Key role for PCH in international rare disease initiative
Clockwise from far left back row are: Gareth Baynam, Ronda Clarke, Geemal Jayawickrama, Marseline Ciputra, Anna Thetford, Vivien Hegh and Kaila Stevens.
The Child and Adolescent Health Service’s Rare Care Centre (RCC) is leading Australia’s role in the world’s largest initiative to improve the health and wellbeing of more than 300 million people worldwide who live with a rare disease, approximately half of whom are children.
The Perth Children’s Hospital-based RCC is heading the nation’s involvement in a European Union-based alliance which has been launched to accelerate research on rare diseases.
RCC Director, Professor Gareth Baynam, reveals that Australia is 1 of 3 non-EU nations partnering with this alliance on the initiative – Japan and Canada being the other 2.
Gareth says the RCC’s role will be to create a network of rare disease researchers throughout Australia to collaborate with members of the alliance and its international partners.

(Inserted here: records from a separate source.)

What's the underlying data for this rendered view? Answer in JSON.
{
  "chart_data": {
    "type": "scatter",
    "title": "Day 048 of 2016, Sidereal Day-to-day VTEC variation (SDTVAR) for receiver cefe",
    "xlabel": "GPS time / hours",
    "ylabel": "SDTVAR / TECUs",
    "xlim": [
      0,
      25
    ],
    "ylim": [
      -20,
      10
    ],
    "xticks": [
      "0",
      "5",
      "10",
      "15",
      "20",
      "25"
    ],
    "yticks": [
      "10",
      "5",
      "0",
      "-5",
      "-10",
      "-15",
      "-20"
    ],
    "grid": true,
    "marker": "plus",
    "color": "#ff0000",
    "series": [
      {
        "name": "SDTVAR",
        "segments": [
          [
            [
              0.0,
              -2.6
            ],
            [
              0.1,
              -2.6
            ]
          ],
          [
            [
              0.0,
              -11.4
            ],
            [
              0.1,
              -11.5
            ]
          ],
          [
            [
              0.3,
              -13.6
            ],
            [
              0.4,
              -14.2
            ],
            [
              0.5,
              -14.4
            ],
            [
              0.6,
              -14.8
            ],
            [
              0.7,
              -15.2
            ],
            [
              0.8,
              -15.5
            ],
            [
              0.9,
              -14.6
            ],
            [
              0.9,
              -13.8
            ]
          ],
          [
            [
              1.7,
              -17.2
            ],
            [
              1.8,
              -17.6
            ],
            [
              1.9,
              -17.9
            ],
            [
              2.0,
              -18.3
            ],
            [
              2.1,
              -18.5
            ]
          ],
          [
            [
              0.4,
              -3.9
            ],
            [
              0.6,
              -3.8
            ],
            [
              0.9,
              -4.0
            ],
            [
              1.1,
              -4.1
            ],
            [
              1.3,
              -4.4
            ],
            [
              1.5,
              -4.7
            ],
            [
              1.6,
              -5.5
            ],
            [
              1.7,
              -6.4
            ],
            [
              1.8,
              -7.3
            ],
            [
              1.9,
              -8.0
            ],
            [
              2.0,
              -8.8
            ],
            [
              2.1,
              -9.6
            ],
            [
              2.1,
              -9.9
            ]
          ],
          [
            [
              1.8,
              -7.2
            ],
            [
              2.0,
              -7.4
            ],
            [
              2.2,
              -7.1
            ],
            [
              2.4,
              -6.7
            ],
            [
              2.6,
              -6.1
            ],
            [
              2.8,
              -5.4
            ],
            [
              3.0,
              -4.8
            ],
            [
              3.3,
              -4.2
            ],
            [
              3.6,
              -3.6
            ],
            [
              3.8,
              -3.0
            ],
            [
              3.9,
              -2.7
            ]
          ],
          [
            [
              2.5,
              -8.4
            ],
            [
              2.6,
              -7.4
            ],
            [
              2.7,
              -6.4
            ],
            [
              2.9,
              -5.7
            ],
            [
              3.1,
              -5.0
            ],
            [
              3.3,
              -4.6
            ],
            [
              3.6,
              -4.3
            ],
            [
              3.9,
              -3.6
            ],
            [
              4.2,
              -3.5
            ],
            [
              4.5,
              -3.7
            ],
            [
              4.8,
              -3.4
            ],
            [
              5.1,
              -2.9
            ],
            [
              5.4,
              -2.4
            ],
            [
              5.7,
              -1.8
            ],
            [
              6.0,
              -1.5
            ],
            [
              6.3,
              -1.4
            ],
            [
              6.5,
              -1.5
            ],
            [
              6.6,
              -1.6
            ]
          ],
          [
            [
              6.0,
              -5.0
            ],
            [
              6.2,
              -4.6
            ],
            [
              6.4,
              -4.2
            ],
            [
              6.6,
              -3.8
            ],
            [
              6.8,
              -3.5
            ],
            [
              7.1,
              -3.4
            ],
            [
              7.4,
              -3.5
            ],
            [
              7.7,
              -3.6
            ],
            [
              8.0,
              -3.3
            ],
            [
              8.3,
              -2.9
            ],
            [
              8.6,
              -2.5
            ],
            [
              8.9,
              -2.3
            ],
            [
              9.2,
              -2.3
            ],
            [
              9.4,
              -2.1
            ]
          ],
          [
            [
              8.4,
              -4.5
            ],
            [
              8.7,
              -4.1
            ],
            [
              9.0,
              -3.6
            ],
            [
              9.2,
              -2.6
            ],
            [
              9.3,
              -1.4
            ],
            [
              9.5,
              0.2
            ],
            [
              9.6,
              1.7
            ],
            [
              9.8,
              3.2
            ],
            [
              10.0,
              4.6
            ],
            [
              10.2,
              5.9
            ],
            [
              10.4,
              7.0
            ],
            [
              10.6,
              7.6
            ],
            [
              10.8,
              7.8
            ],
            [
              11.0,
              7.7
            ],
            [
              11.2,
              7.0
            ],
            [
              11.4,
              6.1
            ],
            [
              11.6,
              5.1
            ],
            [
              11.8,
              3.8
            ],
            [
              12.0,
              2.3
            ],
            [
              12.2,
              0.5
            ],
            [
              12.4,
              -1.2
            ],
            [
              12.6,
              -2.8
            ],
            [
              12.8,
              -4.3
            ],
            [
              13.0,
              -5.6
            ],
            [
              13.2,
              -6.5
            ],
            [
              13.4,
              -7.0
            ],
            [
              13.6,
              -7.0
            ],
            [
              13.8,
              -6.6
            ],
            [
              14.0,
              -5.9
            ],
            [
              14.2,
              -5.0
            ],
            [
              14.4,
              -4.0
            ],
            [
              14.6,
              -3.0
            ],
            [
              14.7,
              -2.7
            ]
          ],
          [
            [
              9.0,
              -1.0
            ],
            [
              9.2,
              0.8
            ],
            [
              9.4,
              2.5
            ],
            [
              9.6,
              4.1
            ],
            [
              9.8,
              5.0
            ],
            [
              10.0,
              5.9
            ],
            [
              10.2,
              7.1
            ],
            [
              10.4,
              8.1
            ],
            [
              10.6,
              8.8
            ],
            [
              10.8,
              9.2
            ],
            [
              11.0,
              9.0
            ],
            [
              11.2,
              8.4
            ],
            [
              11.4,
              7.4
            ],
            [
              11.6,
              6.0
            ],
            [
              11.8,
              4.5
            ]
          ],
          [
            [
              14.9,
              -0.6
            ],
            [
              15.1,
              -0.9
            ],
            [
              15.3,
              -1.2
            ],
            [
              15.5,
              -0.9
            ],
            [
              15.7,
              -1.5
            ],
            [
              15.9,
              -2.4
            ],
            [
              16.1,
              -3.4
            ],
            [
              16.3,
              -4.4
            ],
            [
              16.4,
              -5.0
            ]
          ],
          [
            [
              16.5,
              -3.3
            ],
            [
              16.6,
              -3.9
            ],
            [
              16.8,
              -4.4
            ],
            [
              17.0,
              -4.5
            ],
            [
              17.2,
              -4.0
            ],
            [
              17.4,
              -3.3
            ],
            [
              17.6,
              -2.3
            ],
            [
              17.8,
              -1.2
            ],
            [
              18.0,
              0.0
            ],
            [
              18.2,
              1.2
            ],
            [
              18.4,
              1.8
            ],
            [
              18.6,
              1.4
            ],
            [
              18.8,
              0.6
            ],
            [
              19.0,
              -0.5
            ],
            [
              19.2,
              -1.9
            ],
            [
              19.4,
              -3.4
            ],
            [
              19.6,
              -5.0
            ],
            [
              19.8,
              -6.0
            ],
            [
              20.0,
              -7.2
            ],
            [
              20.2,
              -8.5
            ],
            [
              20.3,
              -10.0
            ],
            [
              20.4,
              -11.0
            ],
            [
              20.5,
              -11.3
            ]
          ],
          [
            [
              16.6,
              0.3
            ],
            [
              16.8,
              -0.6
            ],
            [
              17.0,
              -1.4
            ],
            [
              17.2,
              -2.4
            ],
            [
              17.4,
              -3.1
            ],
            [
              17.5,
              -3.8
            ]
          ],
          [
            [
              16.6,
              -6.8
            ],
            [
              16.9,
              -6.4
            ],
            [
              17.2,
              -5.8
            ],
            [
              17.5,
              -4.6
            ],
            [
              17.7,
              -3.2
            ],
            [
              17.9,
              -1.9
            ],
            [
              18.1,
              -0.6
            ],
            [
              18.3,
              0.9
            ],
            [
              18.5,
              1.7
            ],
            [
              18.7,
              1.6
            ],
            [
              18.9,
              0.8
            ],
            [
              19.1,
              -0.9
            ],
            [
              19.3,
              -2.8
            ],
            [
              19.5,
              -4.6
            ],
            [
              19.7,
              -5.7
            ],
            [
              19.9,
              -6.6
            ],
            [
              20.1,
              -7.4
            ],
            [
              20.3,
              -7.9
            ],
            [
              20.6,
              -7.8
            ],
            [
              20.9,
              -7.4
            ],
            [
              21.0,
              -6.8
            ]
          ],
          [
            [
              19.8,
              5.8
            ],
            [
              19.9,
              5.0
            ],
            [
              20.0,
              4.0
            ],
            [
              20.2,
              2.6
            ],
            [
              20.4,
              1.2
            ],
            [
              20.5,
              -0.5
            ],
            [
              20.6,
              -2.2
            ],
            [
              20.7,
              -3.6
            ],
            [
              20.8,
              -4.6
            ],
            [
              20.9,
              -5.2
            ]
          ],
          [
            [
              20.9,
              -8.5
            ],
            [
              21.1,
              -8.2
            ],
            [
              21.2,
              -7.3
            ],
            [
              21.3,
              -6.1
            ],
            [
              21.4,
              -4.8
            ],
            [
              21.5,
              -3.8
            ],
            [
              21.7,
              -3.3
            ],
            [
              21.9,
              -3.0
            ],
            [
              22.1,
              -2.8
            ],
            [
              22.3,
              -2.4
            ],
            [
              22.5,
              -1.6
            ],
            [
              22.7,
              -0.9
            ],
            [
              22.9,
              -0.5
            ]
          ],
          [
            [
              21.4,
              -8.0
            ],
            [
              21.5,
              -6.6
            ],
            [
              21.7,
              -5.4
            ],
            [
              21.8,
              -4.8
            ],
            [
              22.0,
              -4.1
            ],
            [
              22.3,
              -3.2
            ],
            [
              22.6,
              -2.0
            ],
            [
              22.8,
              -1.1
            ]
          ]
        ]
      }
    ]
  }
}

‘Partnering with the alliance gives us the opportunity to draw on the cutting-edge insights and expertise of its more than 170 member organisations and to share our own knowledge and expertise with the alliance,’ Gareth says.
‘It will also create greater opportunities for our patients to participate in clinical trials.’
Rare diseases are chronically debilitating conditions – often multisystemic – that affect fewer than 1 in 2,000 people.
These approximately 10,000 diseases are collectively common, however, affecting 2 million Australians.
‘Some rare diseases are so uncommon there could be a single case in all of Australia,’ Gareth says.
‘That is why international collaboration is so vital in the rare and undiagnosed diseases space – and it is what makes this initiative a gamechanger.
‘The collective knowledge and resources that we will be able to harness due to the scale of the alliance will enable us to expedite improved diagnoses, treatments and care for people living with a rare disease.
The alliance, known as the European Rare Diseases Research Alliance, is made up of organisations such as research institutes, hospitals, universities, pharmaceutical companies, and patient organisations from 37 countries. It currently has funding of more than $630 million.
In Western Australia approximately 63,000 children live with a rare disease.
The RCC co-ordinates care and support for Western Australian children and families living with rare or undiagnosed conditions across their health, education, disability, and social journeys.